Les experts craignent en effet une inondation qui pourrait conduire à une fusion du combustible nucléaire des quatre réacteurs, tout en rendant très difficile la mise en œuvre des moyens de secours internes et externes.

Le 25 juin dernier, l’ASN a de nouveau demandé un renforcement complémentaire de la digue du canal de Donzère-Mondragon et une surveillance accrue. EDF doit effectuer des travaux au plus tard fin 2022. Le risque d’inondation après un tremblement de terre reste donc la principale fragilité de la centrale, dont les installations sont conçues pour résister à un séisme très important.

Un séisme historique de magnitude 4,7

Le séisme majoré de sécurité (SMS) a été recalculé après la catastrophe de Fukushima au Japon. Il est supérieur au séisme maximal historiquement vraisemblable qui est censé se produire tous les 1000 ans en moyenne.

Il se base sur le tremblement de terre le plus intense de mémoire d’homme jamais recensé dans la région. Celui-ci s’est produit le 8 août 1873 avec une magnitude de 4,7 sur l’échelle de Richter. L’épicentre se situait à Châteauneuf-du-Rhône (Drôme) à 13 kilomètres de la centrale nucléaire du Tricastin.

Le tremblement de terre de magnitude 5,4 qui s’est produit ce lundi était donc plus puissant que le séisme majoré de sécurité de magnitude 5,2 qui a été retenu par l’Autorité de sûreté du nucléaire. Son épicentre se trouvait à 26 kilomètres de la centrale du Tricastin et à 23 kilomètres de la centrale de Cruas.

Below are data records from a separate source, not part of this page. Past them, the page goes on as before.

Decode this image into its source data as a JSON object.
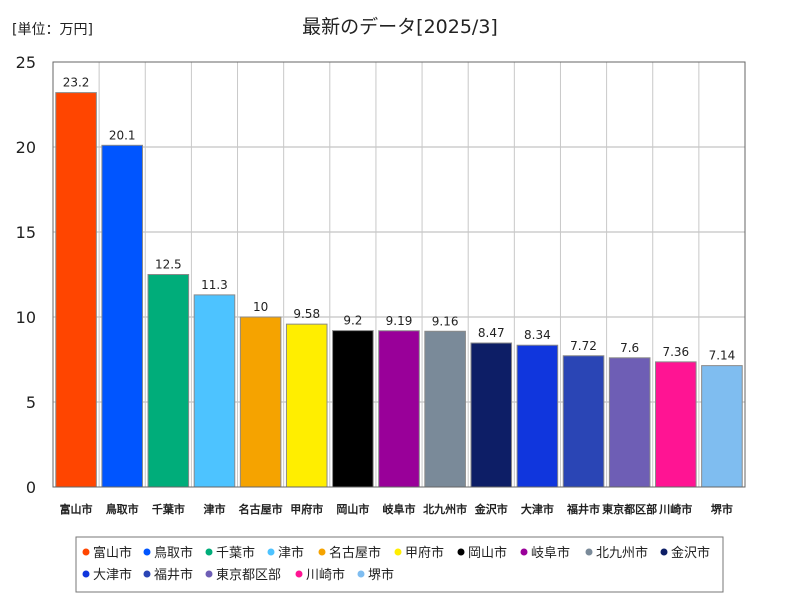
{
  "chart_data": {
    "type": "bar",
    "unit_label": "[単位：万円]",
    "title": "最新のデータ[2025/3]",
    "xlabel": "",
    "ylabel": "",
    "ylim": [
      0,
      25
    ],
    "yticks": [
      0,
      5,
      10,
      15,
      20,
      25
    ],
    "grid": true,
    "legend_position": "bottom",
    "categories": [
      "富山市",
      "鳥取市",
      "千葉市",
      "津市",
      "名古屋市",
      "甲府市",
      "岡山市",
      "岐阜市",
      "北九州市",
      "金沢市",
      "大津市",
      "福井市",
      "東京都区部",
      "川崎市",
      "堺市"
    ],
    "values": [
      23.2,
      20.1,
      12.5,
      11.3,
      10,
      9.58,
      9.2,
      9.19,
      9.16,
      8.47,
      8.34,
      7.72,
      7.6,
      7.36,
      7.14
    ],
    "value_labels": [
      "23.2",
      "20.1",
      "12.5",
      "11.3",
      "10",
      "9.58",
      "9.2",
      "9.19",
      "9.16",
      "8.47",
      "8.34",
      "7.72",
      "7.6",
      "7.36",
      "7.14"
    ],
    "colors": [
      "#ff4500",
      "#0055ff",
      "#00ad7a",
      "#4dc3ff",
      "#f5a300",
      "#ffee00",
      "#000000",
      "#990099",
      "#7a8a99",
      "#0d1e66",
      "#1036dd",
      "#2a45b5",
      "#6e5eb5",
      "#ff1493",
      "#7fbdf0"
    ]
  }
}
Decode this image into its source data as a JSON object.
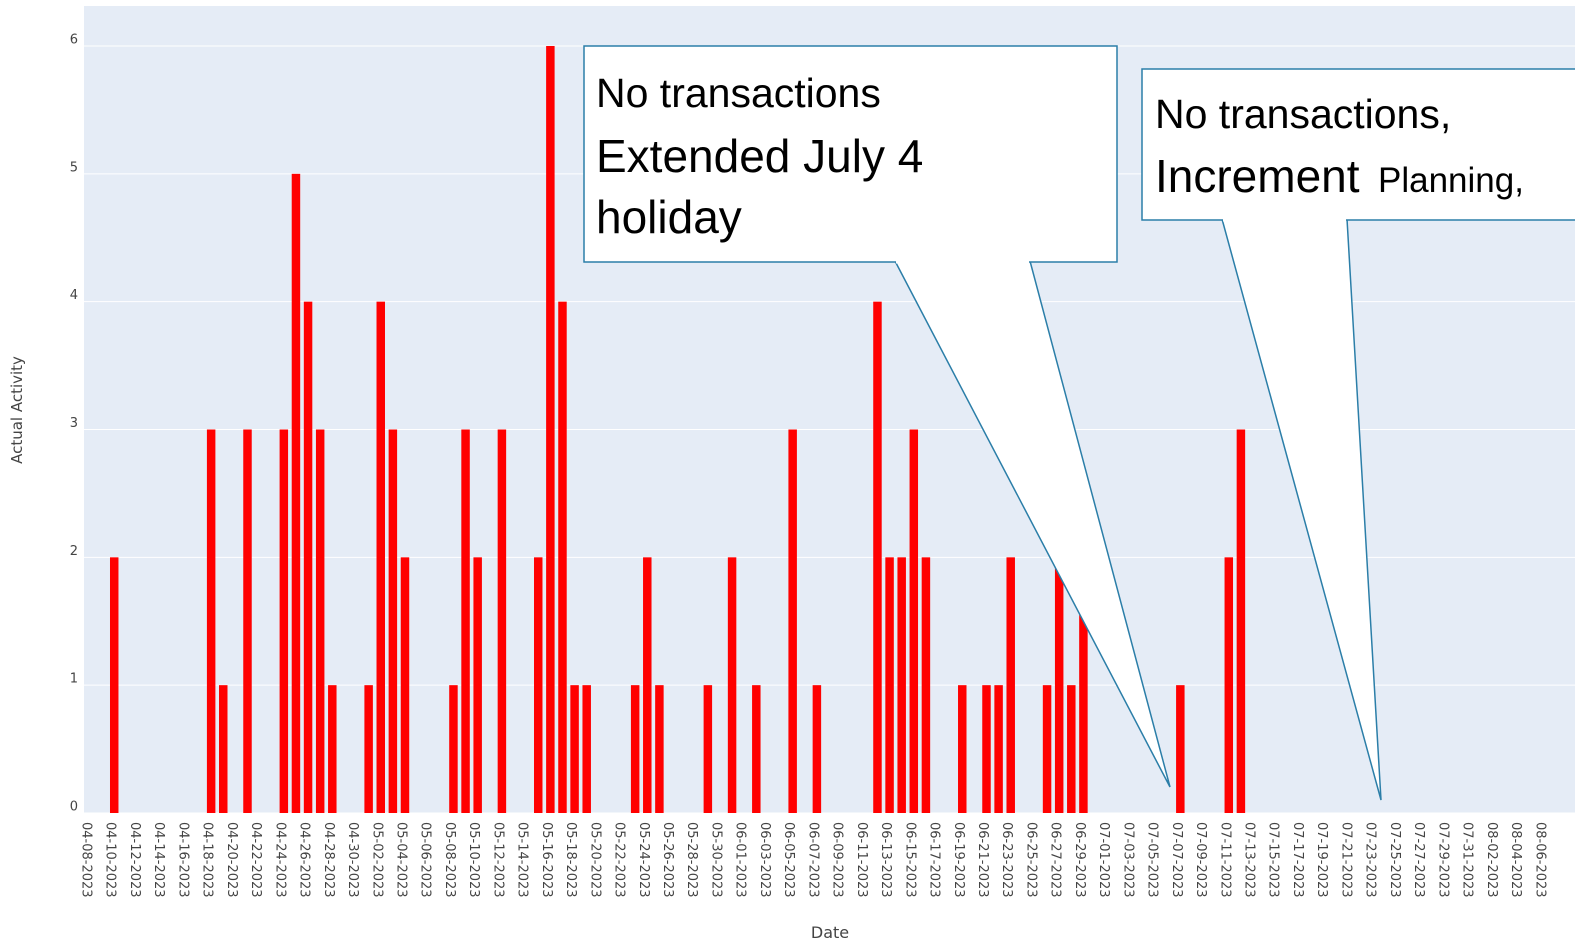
{
  "chart_data": {
    "type": "bar",
    "xlabel": "Date",
    "ylabel": "Actual Activity",
    "color": "#ff0000",
    "x": [
      "04-10-2023",
      "04-18-2023",
      "04-19-2023",
      "04-21-2023",
      "04-24-2023",
      "04-25-2023",
      "04-26-2023",
      "04-27-2023",
      "04-28-2023",
      "05-01-2023",
      "05-02-2023",
      "05-03-2023",
      "05-04-2023",
      "05-08-2023",
      "05-09-2023",
      "05-10-2023",
      "05-12-2023",
      "05-15-2023",
      "05-16-2023",
      "05-17-2023",
      "05-18-2023",
      "05-19-2023",
      "05-23-2023",
      "05-24-2023",
      "05-25-2023",
      "05-29-2023",
      "05-31-2023",
      "06-02-2023",
      "06-05-2023",
      "06-07-2023",
      "06-12-2023",
      "06-13-2023",
      "06-14-2023",
      "06-15-2023",
      "06-16-2023",
      "06-19-2023",
      "06-21-2023",
      "06-22-2023",
      "06-23-2023",
      "06-26-2023",
      "06-27-2023",
      "06-28-2023",
      "06-29-2023",
      "07-07-2023",
      "07-11-2023",
      "07-12-2023"
    ],
    "values": [
      2,
      3,
      1,
      3,
      3,
      5,
      4,
      3,
      1,
      1,
      4,
      3,
      2,
      1,
      3,
      2,
      3,
      2,
      6,
      4,
      1,
      1,
      1,
      2,
      1,
      1,
      2,
      1,
      3,
      1,
      4,
      2,
      2,
      3,
      2,
      1,
      1,
      1,
      2,
      1,
      2,
      1,
      2,
      1,
      2,
      3
    ],
    "xlim": [
      "04-08-2023",
      "08-08-2023"
    ],
    "xticks": [
      "04-08-2023",
      "04-10-2023",
      "04-12-2023",
      "04-14-2023",
      "04-16-2023",
      "04-18-2023",
      "04-20-2023",
      "04-22-2023",
      "04-24-2023",
      "04-26-2023",
      "04-28-2023",
      "04-30-2023",
      "05-02-2023",
      "05-04-2023",
      "05-06-2023",
      "05-08-2023",
      "05-10-2023",
      "05-12-2023",
      "05-14-2023",
      "05-16-2023",
      "05-18-2023",
      "05-20-2023",
      "05-22-2023",
      "05-24-2023",
      "05-26-2023",
      "05-28-2023",
      "05-30-2023",
      "06-01-2023",
      "06-03-2023",
      "06-05-2023",
      "06-07-2023",
      "06-09-2023",
      "06-11-2023",
      "06-13-2023",
      "06-15-2023",
      "06-17-2023",
      "06-19-2023",
      "06-21-2023",
      "06-23-2023",
      "06-25-2023",
      "06-27-2023",
      "06-29-2023",
      "07-01-2023",
      "07-03-2023",
      "07-05-2023",
      "07-07-2023",
      "07-09-2023",
      "07-11-2023",
      "07-13-2023",
      "07-15-2023",
      "07-17-2023",
      "07-19-2023",
      "07-21-2023",
      "07-23-2023",
      "07-25-2023",
      "07-27-2023",
      "07-29-2023",
      "07-31-2023",
      "08-02-2023",
      "08-04-2023",
      "08-06-2023"
    ],
    "ylim": [
      0,
      6
    ],
    "yticks": [
      0,
      1,
      2,
      3,
      4,
      5,
      6
    ],
    "grid": true,
    "annotations": [
      {
        "lines": [
          "No transactions",
          "Extended July 4",
          "holiday"
        ]
      },
      {
        "lines": [
          "No transactions,",
          "Increment",
          "Planning,"
        ]
      }
    ]
  }
}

« Aucun dégât n’a été recensé sur l’ensemble des installations nucléaires du Tricastin », a indiqué la préfecture de la Drôme dans un communiqué.

EDF a réalisé en urgence des renforcements de la portion de la digue concernée pour assurer la résistance au séisme majoré de sécurité. L’ASN avait donné son accord au redémarrage des réacteurs en décembre 2017.